Real Estate Crowdfunding

Real estate can be a great way to add diversification to your portfolio, and crowdfunding is an attractive alternative to real estate investment trusts (REITs) or direct ownership. For real estate crowdfunding, you have basically two options for investing: debt or equity investments.

When you invest in debt, you invest in a mortgage note secured by a commercial property. Once the debt is repaid, you will obtain a share of the interest. This type of investment is considered to be a lower risk than equity, but there is a drawback because the returns are limited by the interest rate on the note. On the other hand, direct ownership is preferable because you are not responsible for managing the property.

Investing in equity means that you have a shareholding in the property. In this case, the returns are calculated as a percentage of the net income that the property produces. If the property is sold, you will also receive a portion of any proceeds from the sale. As far as productivity is concerned, equity investments will lead to better returns, but you are taking on more risk if the rental income takes a drastic nosedive.

Unlike crowdfunding stock, the main advantage of crowdfunding real estate to non-accredited creditors is that it has such a small entry price. Many of the top sites set a minimum investment of $5,000, which is far more affordable than hundreds of thousands of dollars that are frequently required to obtain access to private real estate deals.

Peer-to – Peer Loans – This type of lending may be an attractive option for non-accredited investors who would rather invest in individuals than in companies or real estate. Peer-to-peer lending platforms allow consumers to start fundraising campaigns for personal loans. Each borrower is given a risk rating based on his or her credit history. Investors can then choose the loans they want to invest in on the basis of the amount of risk involved.

That’s a good thing if you want some control over how much risk you’re taking. At the same time, it also helps you to gauge what kind of profits you’re going to see on the project. Generally, the higher the risk level of the borrower, the higher the interest rate on the loan, which means more money in your pocket.

Again, it doesn’t take a huge bankroll to get going with this kind of crowdfunded project. If you have an additional $25.00, you can start funding loans through Lending Club or Prosper, both of which open their doors to non-accredited borrowers.

Investment Limits for Non-Accredited Investors

While the revised Title III Regulations allow non-accredited investors to participate in crowdfunded projects, it is not free-for-all. The SEC has chosen to place restrictions on how much non-accredited investors can invest over a 12-month period. Your total limit is based on your net income and interest.

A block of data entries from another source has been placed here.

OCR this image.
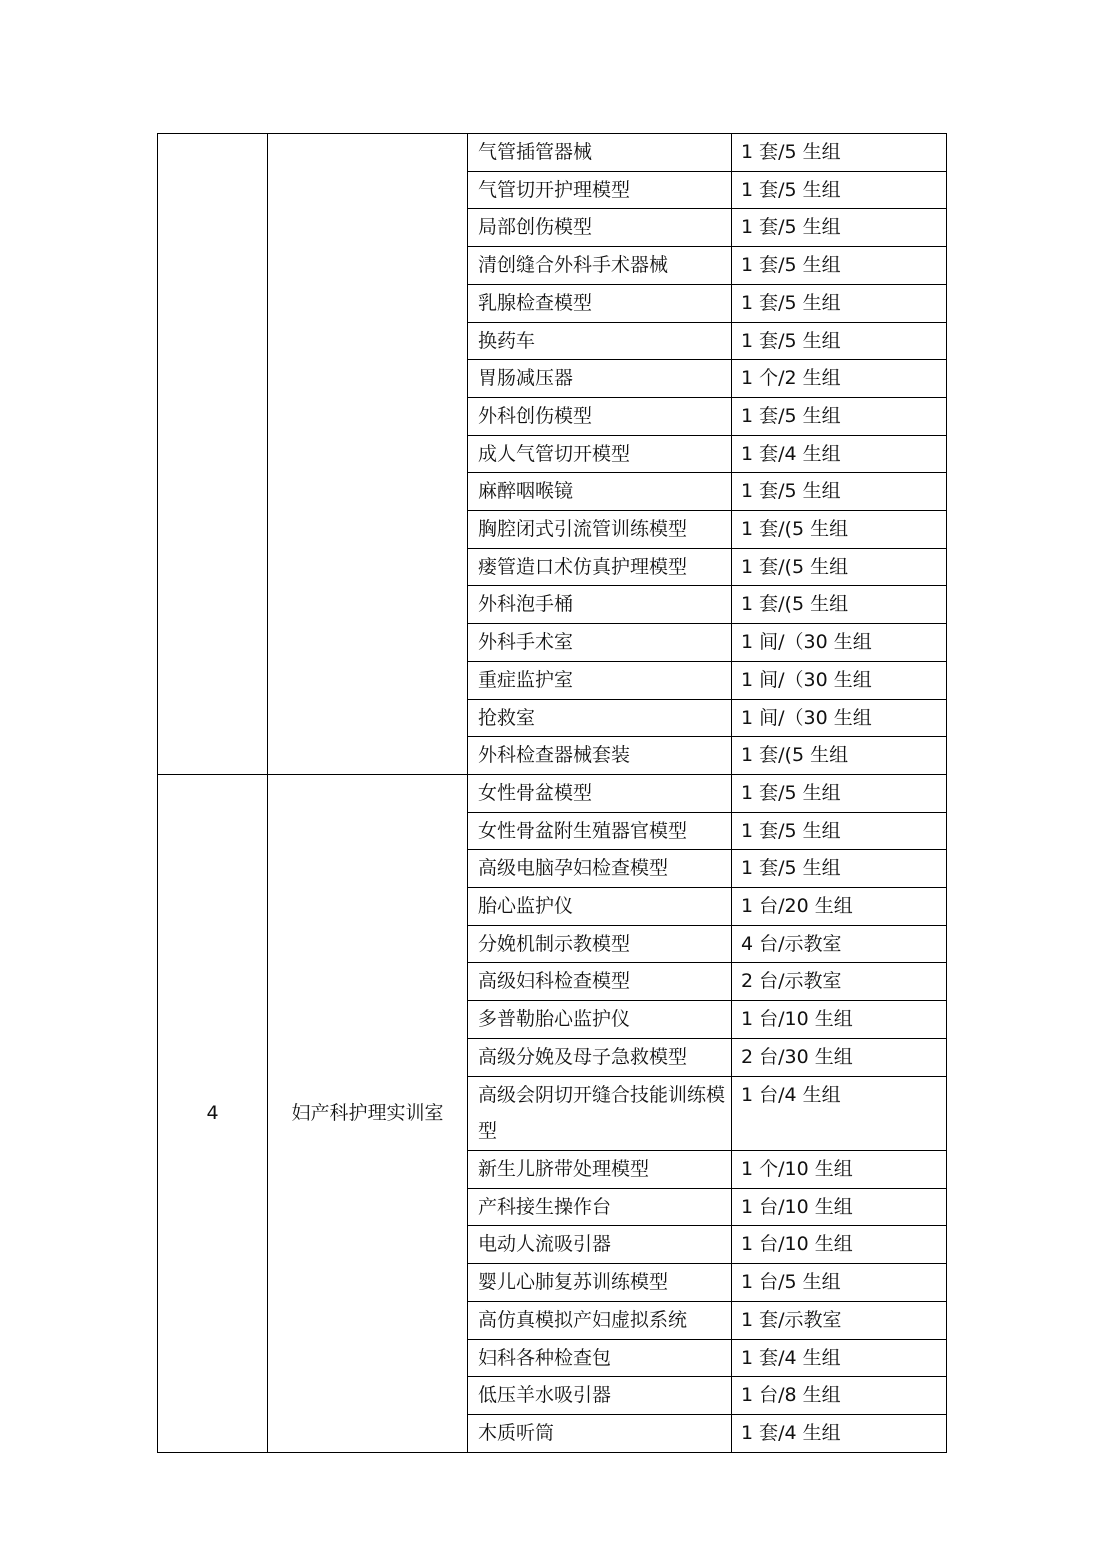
		气管插管器械	1 套/5 生组
		气管切开护理模型	1 套/5 生组
		局部创伤模型	1 套/5 生组
		清创缝合外科手术器械	1 套/5 生组
		乳腺检查模型	1 套/5 生组
		换药车	1 套/5 生组
		胃肠减压器	1 个/2 生组
		外科创伤模型	1 套/5 生组
		成人气管切开模型	1 套/4 生组
		麻醉咽喉镜	1 套/5 生组
		胸腔闭式引流管训练模型	1 套/(5 生组
		瘘管造口术仿真护理模型	1 套/(5 生组
		外科泡手桶	1 套/(5 生组
		外科手术室	1 间/（30 生组
		重症监护室	1 间/（30 生组
		抢救室	1 间/（30 生组
		外科检查器械套装	1 套/(5 生组
4	妇产科护理实训室	女性骨盆模型	1 套/5 生组
		女性骨盆附生殖器官模型	1 套/5 生组
		高级电脑孕妇检查模型	1 套/5 生组
		胎心监护仪	1 台/20 生组
		分娩机制示教模型	4 台/示教室
		高级妇科检查模型	2 台/示教室
		多普勒胎心监护仪	1 台/10 生组
		高级分娩及母子急救模型	2 台/30 生组
		高级会阴切开缝合技能训练模型	1 台/4 生组
		新生儿脐带处理模型	1 个/10 生组
		产科接生操作台	1 台/10 生组
		电动人流吸引器	1 台/10 生组
		婴儿心肺复苏训练模型	1 台/5 生组
		高仿真模拟产妇虚拟系统	1 套/示教室
		妇科各种检查包	1 套/4 生组
		低压羊水吸引器	1 台/8 生组
		木质听筒	1 套/4 生组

Accredited investors do not have any other limitations.

If you earn less than $107,000 per year or if your net worth is less than that, you can either spend up to $2,200 or less than 5% of your net income or interest. If your annual income and net worth exceed $107,000, you can invest up to 10% or less of your net income, up to a total limit of $107,000.

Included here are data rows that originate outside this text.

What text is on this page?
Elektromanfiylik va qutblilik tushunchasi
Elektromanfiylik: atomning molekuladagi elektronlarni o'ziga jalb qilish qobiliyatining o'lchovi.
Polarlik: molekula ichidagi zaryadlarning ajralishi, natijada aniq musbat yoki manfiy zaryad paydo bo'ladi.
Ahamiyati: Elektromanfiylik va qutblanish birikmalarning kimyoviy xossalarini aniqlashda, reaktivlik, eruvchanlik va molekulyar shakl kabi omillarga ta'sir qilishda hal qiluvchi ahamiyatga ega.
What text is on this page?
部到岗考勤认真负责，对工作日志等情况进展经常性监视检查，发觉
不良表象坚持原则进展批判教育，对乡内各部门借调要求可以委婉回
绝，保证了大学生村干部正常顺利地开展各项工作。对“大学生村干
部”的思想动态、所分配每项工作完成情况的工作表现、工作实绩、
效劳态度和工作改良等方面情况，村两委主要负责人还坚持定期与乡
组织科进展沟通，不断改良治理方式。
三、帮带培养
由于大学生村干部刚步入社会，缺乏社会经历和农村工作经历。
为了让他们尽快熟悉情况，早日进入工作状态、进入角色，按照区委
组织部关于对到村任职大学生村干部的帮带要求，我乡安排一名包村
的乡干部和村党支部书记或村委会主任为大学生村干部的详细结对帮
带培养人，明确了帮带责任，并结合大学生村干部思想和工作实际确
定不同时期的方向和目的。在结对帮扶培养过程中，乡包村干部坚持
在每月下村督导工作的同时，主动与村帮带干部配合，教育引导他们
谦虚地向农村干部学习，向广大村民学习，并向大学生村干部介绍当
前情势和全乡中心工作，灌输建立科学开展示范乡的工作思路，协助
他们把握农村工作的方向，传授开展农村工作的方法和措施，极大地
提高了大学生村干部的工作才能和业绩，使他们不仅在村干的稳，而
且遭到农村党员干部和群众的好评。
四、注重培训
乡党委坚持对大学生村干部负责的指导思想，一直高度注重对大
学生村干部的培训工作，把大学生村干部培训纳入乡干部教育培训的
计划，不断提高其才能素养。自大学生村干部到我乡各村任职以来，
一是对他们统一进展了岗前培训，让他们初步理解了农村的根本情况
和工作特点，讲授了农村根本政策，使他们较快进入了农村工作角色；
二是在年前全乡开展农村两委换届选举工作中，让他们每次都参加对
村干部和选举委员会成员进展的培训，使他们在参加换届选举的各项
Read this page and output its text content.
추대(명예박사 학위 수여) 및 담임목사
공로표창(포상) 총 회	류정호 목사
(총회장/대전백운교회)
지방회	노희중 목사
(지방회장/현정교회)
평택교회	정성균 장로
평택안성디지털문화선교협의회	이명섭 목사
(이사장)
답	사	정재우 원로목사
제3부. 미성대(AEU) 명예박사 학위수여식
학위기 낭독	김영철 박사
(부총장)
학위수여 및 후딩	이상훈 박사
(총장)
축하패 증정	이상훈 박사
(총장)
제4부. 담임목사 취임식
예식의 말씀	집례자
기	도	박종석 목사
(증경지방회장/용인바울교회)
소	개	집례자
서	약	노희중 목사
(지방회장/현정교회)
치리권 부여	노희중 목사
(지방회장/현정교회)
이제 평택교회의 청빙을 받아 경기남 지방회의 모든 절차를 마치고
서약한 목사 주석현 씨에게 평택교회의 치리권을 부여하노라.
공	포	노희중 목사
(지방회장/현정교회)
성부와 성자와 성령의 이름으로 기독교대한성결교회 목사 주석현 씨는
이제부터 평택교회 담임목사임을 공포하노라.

The SEC says it has a reason for this cap. The aim is to reduce the risk of non-accredited investors who may not be as informed about crowdfunding or investing in general. By limiting how much you can invest, the SEC also limits how much you can lose if a particular investment falls flat.

In Conclusion

One thing to keep in mind for non-accredited investors is that even though Title III allows universal participation, not every crowdfunding platform is likely to jump on board. This may limit the types of investment that you can take part in. And as you compare different investment opportunities, pay close attention to the fees charged by each platform, as they can affect your returns over the long term.